As the fourth year of the recession draws to a close, the outlook remains gloomy: the number of new mortgages is still falling; house sales have dropped by 38 percent; the number of empty properties is on the up; and prices are plummeting yet further. The number of housing startups fell 24 percent this year compared to 2010.
At last week's Barcelona Meeting Point, the country's largest property trade fair, it was clear that there is no sign of the market picking up any time soon. The number of companies attending the event was 265, down from 650 a few years ago. The main players were Spain's banks, which have a huge stock of properties either seized from private buyers who have been unable to meet their mortgage repayments, or from construction and real estate companies that have gone bust.

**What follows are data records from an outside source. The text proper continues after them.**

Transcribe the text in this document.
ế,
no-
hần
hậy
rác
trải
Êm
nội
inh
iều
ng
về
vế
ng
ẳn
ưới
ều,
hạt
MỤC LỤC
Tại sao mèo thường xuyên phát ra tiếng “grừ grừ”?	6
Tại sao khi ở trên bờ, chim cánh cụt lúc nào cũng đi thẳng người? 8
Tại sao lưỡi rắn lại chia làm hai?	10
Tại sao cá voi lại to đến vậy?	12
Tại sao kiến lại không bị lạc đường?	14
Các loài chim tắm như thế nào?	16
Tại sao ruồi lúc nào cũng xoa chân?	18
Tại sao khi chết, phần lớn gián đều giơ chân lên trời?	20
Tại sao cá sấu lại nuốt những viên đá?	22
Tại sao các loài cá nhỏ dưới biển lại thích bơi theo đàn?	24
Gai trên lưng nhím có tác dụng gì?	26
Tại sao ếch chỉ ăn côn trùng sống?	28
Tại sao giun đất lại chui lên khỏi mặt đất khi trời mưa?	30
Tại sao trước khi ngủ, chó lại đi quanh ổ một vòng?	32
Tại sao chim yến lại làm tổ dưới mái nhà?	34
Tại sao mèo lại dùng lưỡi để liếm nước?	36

A total of 1.25 billion euros of offices, shopping malls, hotels and warehouses changed hands in the first nine months, 52 percent less than a year earlier, according to data compiled by Savills Plc. "Unless there's a huge deal in the last quarter, we will be looking at the worst year in terms of investment volumes since 2001," says Gema de la Fuente, head of research at the London-based broker.
Pedro Pérez, the head of G-14, Spain's real estate lobby, pulls no punches, saying that the sector is "going through one recession after another," and that worse may yet be to come. "We thought that we had hit bottom, but we will be ending this year with just 80,000 housing starts and 250,000 more jobless in the construction industry alone," he says.
Ricard Fernández, the director general of real estate company Habitat, paints a similarly bleak picture. "We were in denial for most of 2007; in 2008 we were coming to terms with the problem, and the fact that we would have to lower prices and address refinancing issues, along with people not being able to repay their mortgages. When we thought we were through the worst of it, we realized that we were still addressing the same issues as the year before: we still haven't got to the point where we can build houses at lower cost," he says.
Government cutbacks mean that the state has been unable to pick up the slack by building low cost housing for rental. At the same time, the banks are warning that the recapitalization requirements being imposed on them by Brussels mean that there will be even less credit than there has been until now.
With sales in freefall, the big problem remains selling off the almost 700,000 new homes that are still empty. "We had hoped that by this year we would have been able to see a reduction in this surplus," says Eduard Mendiluce, head of saving bank CatalunyaCaixa's property division.
Property companies point out that there is an imbalance in the number of empty properties, and that there are even areas of the country, notably the main cities, where there is a lack of housing. Germán Flores, director general of La Llave de Oro, one of the biggest players in Catalonia, says that the sector needs to work together. "We have to share losses, reducing debt by lowering prices so that more properties can come on the market," he says.
Andreu Mas-Colell, the Catalan regional government's economy chief, says that help is needed from the European Union, but remains optimistic that a country with a strong tourism and logistics industry can recover. That said, prices of new seaside homes and older houses in inland villages popular with overseas buyers have fallen by half in some areas on the Mediterranean coast.
With a 21 percent jobless rate, Europe's highest, Spain is struggling to meet a deficit target of 6 percent of gross domestic product this year as growth slows and the threat of Europe's sovereign-debt contagion increases.